Question

If the roots of the equation (c² – ab)x² – 2(a² – bc)x + (b² – ac) = 0 are real and equal, show that either a = 0 or a³ + b³ + c³ = 3abc.

[Hint: D = 4a(a³ + b³ + c³ – 3abc).
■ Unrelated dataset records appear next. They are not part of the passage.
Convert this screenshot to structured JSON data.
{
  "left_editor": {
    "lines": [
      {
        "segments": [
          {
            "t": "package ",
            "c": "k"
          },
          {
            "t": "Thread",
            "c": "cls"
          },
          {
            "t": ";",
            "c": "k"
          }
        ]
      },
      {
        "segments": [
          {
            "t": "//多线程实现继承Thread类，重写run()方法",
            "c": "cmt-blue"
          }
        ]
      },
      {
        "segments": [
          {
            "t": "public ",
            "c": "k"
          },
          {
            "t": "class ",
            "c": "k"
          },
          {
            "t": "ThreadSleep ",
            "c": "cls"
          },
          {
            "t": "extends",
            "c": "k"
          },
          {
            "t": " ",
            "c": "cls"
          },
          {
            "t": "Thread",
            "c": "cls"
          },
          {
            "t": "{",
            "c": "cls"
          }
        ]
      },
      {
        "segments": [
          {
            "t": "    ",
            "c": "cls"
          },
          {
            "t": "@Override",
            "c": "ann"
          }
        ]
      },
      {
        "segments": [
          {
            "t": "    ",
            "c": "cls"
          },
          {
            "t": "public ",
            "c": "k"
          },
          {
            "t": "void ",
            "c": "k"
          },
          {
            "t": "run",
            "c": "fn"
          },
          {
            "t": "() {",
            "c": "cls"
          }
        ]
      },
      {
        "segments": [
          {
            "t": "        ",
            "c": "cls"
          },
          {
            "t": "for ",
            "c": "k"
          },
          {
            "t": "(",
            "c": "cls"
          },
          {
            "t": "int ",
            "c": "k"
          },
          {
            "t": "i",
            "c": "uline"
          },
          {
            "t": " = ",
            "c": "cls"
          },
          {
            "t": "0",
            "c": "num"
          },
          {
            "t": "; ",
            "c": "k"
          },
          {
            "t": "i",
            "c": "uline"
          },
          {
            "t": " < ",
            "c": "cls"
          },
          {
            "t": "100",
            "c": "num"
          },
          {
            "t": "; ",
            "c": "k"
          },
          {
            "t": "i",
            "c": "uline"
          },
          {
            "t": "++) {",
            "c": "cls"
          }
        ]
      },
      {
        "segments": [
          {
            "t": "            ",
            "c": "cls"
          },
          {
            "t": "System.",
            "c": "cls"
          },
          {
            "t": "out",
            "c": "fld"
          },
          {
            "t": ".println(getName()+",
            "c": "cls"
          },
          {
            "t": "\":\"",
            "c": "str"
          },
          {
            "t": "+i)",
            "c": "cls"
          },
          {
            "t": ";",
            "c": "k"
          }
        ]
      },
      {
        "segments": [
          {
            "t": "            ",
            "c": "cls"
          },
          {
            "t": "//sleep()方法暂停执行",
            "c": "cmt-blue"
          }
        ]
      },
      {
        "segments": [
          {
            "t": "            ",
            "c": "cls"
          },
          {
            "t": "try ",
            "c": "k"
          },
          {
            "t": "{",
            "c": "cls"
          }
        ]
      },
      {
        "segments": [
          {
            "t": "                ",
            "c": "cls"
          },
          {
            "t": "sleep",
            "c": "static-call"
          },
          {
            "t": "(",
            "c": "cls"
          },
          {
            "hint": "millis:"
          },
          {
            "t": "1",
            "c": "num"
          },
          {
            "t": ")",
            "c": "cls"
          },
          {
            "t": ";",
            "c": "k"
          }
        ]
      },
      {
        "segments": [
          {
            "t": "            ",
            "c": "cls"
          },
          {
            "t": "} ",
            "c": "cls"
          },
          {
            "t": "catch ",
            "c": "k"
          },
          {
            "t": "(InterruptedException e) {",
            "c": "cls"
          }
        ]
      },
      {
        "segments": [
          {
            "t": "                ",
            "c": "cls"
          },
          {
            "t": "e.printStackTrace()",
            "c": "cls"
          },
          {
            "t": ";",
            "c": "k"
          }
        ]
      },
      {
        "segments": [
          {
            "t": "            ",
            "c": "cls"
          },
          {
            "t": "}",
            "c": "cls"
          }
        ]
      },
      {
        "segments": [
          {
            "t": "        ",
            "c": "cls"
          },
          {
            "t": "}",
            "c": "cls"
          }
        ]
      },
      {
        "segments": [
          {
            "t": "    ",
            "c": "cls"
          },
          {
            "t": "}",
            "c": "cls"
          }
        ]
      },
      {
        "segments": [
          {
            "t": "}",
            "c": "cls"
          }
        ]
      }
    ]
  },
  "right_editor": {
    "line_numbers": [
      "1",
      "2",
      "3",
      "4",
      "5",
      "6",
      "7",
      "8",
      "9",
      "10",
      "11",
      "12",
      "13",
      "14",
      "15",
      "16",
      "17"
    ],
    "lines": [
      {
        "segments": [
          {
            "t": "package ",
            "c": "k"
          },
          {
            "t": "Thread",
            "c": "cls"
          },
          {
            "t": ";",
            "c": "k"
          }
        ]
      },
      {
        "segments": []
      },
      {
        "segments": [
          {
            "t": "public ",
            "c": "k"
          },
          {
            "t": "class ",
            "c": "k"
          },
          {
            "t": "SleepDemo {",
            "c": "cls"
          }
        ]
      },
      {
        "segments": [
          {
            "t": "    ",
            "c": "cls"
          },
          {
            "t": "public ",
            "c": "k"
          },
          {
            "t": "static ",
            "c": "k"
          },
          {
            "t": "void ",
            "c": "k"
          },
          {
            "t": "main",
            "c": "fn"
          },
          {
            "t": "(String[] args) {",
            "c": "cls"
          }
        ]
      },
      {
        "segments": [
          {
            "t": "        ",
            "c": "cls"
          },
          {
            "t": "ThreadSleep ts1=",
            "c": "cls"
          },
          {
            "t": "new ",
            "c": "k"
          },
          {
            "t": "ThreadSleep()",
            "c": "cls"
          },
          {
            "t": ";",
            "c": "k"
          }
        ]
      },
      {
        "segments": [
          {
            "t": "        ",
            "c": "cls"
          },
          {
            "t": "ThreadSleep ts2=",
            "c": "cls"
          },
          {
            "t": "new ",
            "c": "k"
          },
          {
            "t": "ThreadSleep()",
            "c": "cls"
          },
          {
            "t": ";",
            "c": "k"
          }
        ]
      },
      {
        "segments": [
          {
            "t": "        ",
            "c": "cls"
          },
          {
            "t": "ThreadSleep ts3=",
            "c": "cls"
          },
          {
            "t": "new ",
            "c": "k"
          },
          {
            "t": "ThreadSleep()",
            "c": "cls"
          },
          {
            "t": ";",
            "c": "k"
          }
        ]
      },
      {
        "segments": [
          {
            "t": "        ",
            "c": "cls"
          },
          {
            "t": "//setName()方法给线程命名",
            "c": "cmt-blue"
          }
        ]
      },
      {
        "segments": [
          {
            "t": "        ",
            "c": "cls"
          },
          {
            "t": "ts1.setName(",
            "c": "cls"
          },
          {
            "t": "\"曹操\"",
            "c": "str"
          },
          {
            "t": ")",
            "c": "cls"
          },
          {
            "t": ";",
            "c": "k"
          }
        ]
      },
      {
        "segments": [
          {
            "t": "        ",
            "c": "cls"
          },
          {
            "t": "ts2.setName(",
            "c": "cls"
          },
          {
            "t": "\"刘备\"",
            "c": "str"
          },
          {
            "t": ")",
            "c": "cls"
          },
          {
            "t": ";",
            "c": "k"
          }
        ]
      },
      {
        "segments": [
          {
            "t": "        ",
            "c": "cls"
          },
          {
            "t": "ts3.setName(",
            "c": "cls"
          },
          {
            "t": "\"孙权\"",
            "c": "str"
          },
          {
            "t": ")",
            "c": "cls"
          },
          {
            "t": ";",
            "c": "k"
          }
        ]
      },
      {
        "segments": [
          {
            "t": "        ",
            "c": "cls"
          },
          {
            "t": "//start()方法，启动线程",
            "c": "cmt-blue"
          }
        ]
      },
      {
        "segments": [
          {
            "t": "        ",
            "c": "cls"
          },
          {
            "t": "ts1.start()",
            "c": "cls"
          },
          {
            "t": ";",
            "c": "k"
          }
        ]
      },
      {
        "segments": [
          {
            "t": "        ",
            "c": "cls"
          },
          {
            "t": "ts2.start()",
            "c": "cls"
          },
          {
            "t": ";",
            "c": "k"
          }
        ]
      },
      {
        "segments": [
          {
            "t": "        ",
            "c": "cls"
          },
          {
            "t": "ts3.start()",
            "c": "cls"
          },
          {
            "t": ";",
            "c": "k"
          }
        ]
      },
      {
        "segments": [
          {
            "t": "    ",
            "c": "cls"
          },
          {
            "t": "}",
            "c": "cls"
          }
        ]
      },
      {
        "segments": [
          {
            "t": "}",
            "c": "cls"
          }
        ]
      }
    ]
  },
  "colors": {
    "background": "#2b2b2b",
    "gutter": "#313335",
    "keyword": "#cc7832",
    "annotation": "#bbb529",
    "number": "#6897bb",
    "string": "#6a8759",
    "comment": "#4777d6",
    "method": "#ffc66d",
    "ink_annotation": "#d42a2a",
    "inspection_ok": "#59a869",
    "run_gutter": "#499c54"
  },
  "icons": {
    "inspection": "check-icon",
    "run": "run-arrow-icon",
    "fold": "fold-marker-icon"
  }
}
So, D = 0 ⇒ a = 0 or a³ + b³ + c³ = 3abc.]

Answer 1

Given: The quadratic (c² – ab)x² – 2(a² – bc)x + (b² – ac) = 0 has real and equal roots.

Step-wise calculation:

1. For a quadratic Ax² + Bx + C = 0, equal roots ⇒ discriminant D = B² – 4AC = 0.

2. Here A = c² – ab

B = –2(a² – bc)

C = b² – ac

3. Compute B²:

B² = 4(a² – bc)²

= 4(a⁴ + b²c² – 2a²bc)

4. Compute 4AC:

4AC = 4(c² – ab)(b² – ac)

= 4(b²c² – ac³ – ab³ + a²bc)

5. Subtract: D = B² – 4AC

= 4[a⁴ + b²c² – 2a²bc – (b²c² – ac³ – ab³ + a²bc)] 

= 4[a⁴ + ac³ + ab³ – 3a²bc] 

= 4a(a³ + b³ + c³ – 3abc)

Thus D = 4a(a³ + b³ + c³ – 3abc).

6. Since roots are equal, D = 0

⇒ 4a(a³ + b³ + c³ – 3abc ) = 0

From D = 0 we get either a = 0 or a³ + b³ + c³ = 3abc.